In this scenario that becomes 1 less function to make and 1 less function to bind at the expense of specifying string arguments inside the child function, but theoretically it could remove the hassle of declaring/binding an arbitrary number of functions (assuming that all they’re doing is changing a single state). Yet something about this just feels wrong.


#8

Ah, I see what you mean now and many apologies for not having addressed that earlier. I don’t think there is anything wrong in the last examples you have given (I’m still learning myself so feel free to take this with a grain of salt), but perhaps passing the event to the parent and processing it there may make you feel more comfortable (I personally think it’s clearer):

Parent Component

const changeState = (event) => {
  const {name, value, checked} = event.target;

  // You can do other things here if necessary

  this.setState({
    [name]: name === 'inStockOnly' ? checked : value
  });

  // Assuming that the checkbox input inside the child
  // component is something like
  // <input type="checkbox" name="inStockOnly" onChange={this.handleChange} />
  // This is just one way to handle different inputs using the name attribute,
  // there are probably better ways to do it.
};

// ...

render() {
  return(
    <Child onAnyInputChange={this.changeState} />
  );
}

The first time I had to do something like this was when I was building a contact form and I wanted to group a few text inputs inside a single component to be reused later (name, e-mail address and message). It felt wrong for inexplicable reasons at the beginning and I’m not entirely sure why I felt that way. Other than me being a paranoid, I couldn’t come up with a good reason of why it felt wrong, it just… somehow felt wrong.

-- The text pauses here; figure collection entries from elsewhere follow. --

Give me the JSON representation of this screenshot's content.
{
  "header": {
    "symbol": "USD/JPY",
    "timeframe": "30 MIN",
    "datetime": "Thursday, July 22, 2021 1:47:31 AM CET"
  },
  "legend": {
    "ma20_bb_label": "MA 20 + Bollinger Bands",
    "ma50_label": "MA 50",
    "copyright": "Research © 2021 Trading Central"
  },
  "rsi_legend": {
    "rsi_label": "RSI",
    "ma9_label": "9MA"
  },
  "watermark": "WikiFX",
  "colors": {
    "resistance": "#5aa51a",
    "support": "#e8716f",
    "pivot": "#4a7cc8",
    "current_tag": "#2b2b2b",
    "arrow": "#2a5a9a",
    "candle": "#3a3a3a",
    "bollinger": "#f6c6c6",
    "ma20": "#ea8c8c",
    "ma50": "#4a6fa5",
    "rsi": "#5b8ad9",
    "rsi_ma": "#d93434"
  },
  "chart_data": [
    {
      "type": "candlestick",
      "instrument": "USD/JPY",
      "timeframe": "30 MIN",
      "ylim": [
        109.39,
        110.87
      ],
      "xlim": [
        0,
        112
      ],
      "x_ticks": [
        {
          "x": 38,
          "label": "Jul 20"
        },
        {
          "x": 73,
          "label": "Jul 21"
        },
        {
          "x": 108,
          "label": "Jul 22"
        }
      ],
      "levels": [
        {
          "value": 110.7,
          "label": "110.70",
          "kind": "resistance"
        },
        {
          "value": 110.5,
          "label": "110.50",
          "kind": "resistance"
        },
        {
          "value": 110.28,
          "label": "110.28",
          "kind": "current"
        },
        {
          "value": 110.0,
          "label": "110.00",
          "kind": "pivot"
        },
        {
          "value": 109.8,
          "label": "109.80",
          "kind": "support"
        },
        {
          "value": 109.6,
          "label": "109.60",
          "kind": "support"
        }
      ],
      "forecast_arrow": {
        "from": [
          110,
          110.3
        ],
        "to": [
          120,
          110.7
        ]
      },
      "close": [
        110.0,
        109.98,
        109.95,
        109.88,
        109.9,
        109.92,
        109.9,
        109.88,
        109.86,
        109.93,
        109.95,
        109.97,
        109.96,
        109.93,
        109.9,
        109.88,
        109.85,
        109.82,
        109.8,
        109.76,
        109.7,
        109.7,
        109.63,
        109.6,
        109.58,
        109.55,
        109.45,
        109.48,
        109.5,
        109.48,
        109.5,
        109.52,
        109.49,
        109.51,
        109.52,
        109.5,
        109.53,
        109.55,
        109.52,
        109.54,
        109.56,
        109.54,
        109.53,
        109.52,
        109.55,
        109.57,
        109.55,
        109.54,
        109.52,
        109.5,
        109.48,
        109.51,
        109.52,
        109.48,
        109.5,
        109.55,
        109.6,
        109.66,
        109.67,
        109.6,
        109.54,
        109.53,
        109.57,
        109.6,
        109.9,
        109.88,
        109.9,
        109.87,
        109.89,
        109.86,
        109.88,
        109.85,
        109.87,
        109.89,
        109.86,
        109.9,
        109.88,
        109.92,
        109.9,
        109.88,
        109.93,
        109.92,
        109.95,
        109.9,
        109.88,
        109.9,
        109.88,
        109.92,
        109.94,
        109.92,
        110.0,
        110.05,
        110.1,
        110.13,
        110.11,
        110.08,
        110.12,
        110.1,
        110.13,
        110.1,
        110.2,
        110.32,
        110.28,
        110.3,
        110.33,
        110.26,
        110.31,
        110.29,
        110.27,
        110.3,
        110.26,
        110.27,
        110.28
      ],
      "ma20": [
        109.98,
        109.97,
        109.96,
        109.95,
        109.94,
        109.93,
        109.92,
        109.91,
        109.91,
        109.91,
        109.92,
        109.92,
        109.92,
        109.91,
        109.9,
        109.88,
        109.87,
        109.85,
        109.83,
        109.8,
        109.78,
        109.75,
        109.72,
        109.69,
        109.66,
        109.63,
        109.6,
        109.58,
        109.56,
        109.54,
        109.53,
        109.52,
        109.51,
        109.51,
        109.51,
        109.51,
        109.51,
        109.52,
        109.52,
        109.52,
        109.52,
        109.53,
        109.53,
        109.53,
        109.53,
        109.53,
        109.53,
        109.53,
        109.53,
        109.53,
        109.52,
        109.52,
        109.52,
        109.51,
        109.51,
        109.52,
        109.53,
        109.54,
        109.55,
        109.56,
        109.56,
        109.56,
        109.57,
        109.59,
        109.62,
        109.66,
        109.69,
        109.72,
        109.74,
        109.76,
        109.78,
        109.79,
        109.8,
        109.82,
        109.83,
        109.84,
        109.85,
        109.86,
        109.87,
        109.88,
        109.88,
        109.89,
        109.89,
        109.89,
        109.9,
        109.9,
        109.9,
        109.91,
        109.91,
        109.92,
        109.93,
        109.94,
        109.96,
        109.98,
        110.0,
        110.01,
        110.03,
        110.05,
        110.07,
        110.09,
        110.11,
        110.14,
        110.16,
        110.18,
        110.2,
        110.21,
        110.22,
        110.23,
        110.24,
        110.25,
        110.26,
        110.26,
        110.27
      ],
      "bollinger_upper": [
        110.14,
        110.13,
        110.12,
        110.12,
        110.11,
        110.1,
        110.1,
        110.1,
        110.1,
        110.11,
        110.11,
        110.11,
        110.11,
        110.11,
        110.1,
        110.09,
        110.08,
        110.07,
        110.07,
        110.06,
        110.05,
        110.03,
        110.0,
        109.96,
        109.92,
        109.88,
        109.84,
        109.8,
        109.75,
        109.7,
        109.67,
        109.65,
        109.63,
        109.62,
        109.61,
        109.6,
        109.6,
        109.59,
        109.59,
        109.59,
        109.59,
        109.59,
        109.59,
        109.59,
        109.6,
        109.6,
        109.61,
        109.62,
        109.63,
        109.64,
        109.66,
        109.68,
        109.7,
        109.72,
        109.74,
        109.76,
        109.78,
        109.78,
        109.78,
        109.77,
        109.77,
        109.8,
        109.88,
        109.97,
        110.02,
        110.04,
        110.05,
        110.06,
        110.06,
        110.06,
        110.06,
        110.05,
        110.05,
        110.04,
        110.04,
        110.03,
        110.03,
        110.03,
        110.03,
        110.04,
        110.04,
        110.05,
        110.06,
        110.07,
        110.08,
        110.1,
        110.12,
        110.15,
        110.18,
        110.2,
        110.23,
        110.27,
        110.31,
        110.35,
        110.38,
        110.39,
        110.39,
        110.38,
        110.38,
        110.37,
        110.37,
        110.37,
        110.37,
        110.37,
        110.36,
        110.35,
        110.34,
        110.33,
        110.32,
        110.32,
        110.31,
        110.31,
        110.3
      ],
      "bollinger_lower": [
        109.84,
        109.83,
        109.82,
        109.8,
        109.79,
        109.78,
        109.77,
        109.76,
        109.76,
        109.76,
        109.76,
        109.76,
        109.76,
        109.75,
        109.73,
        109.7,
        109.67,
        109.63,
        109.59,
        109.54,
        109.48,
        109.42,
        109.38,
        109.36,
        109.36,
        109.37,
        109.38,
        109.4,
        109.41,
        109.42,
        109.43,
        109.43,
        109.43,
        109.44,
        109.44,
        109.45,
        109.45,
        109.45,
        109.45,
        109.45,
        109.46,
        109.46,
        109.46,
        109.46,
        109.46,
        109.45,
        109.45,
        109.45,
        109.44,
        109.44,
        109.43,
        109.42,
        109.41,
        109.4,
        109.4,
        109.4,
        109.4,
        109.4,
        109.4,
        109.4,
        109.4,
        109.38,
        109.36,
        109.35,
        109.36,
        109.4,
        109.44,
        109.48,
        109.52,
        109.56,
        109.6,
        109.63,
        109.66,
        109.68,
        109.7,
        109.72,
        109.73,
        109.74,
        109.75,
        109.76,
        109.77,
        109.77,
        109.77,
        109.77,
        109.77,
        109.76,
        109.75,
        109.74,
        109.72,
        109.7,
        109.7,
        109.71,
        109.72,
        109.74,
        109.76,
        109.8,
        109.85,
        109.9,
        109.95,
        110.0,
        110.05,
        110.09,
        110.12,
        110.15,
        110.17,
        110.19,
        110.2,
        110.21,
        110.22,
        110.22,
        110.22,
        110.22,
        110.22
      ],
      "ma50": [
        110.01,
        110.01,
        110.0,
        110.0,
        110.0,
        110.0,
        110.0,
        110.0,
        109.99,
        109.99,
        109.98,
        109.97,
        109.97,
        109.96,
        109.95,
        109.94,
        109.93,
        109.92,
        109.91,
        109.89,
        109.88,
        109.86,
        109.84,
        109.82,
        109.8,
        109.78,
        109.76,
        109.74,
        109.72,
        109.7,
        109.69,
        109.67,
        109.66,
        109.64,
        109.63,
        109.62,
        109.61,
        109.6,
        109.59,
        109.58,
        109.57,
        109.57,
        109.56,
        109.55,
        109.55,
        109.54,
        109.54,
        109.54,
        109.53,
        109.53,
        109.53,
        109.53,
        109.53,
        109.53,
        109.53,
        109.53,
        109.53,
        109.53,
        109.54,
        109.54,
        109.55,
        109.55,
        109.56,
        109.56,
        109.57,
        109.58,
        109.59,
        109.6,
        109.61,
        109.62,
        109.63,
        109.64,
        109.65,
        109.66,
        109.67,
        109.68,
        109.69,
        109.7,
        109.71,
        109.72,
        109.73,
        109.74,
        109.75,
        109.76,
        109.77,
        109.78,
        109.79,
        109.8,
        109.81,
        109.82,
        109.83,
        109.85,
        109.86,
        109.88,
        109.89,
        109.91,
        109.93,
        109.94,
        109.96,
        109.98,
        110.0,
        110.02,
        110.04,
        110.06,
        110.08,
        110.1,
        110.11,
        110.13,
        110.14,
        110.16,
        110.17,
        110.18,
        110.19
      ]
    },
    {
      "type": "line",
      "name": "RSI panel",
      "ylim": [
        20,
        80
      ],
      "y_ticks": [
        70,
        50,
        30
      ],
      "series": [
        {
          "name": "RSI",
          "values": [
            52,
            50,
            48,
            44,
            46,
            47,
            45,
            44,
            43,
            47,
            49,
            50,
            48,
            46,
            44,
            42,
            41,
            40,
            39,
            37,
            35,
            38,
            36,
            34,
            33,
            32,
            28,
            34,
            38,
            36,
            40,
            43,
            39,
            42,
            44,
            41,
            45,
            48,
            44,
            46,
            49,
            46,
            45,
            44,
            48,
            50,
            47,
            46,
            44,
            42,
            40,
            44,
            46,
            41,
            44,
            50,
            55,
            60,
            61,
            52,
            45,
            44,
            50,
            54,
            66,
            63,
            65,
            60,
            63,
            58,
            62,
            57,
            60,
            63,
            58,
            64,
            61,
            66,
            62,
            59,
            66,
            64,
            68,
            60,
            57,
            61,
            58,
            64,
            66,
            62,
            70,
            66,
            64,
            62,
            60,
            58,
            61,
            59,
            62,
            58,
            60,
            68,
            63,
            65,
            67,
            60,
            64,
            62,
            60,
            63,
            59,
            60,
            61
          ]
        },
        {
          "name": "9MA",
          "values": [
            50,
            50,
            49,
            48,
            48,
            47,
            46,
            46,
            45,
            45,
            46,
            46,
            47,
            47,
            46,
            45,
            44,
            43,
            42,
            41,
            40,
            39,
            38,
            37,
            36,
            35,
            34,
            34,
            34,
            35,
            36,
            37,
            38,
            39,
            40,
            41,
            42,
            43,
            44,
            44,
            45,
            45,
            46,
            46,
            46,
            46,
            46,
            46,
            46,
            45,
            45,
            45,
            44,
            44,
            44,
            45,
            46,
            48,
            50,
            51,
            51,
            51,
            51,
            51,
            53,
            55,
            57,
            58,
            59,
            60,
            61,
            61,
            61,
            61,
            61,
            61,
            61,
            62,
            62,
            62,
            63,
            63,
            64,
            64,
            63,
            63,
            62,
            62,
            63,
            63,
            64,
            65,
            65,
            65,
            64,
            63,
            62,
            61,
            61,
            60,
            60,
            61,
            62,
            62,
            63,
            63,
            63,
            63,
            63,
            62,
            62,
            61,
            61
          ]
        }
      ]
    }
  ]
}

Anyhow, I hope this response is a bit more helpful! And on a somewhat related note, you may find this article hepful. Good luck! :slight_smile:


#10

Hi @honmanyau not to hijack the thread but does this type of assignment have a name?

const {name, value, checked} = event.target;

I know what it does but never know what to call it

Thanks!


#11

I also learnt how to use it before I knew what it’s called. xD It’s called destructuring assignment—here’s the MDN reference!


#12

Thank you very much :joy:! Been looking for this forever!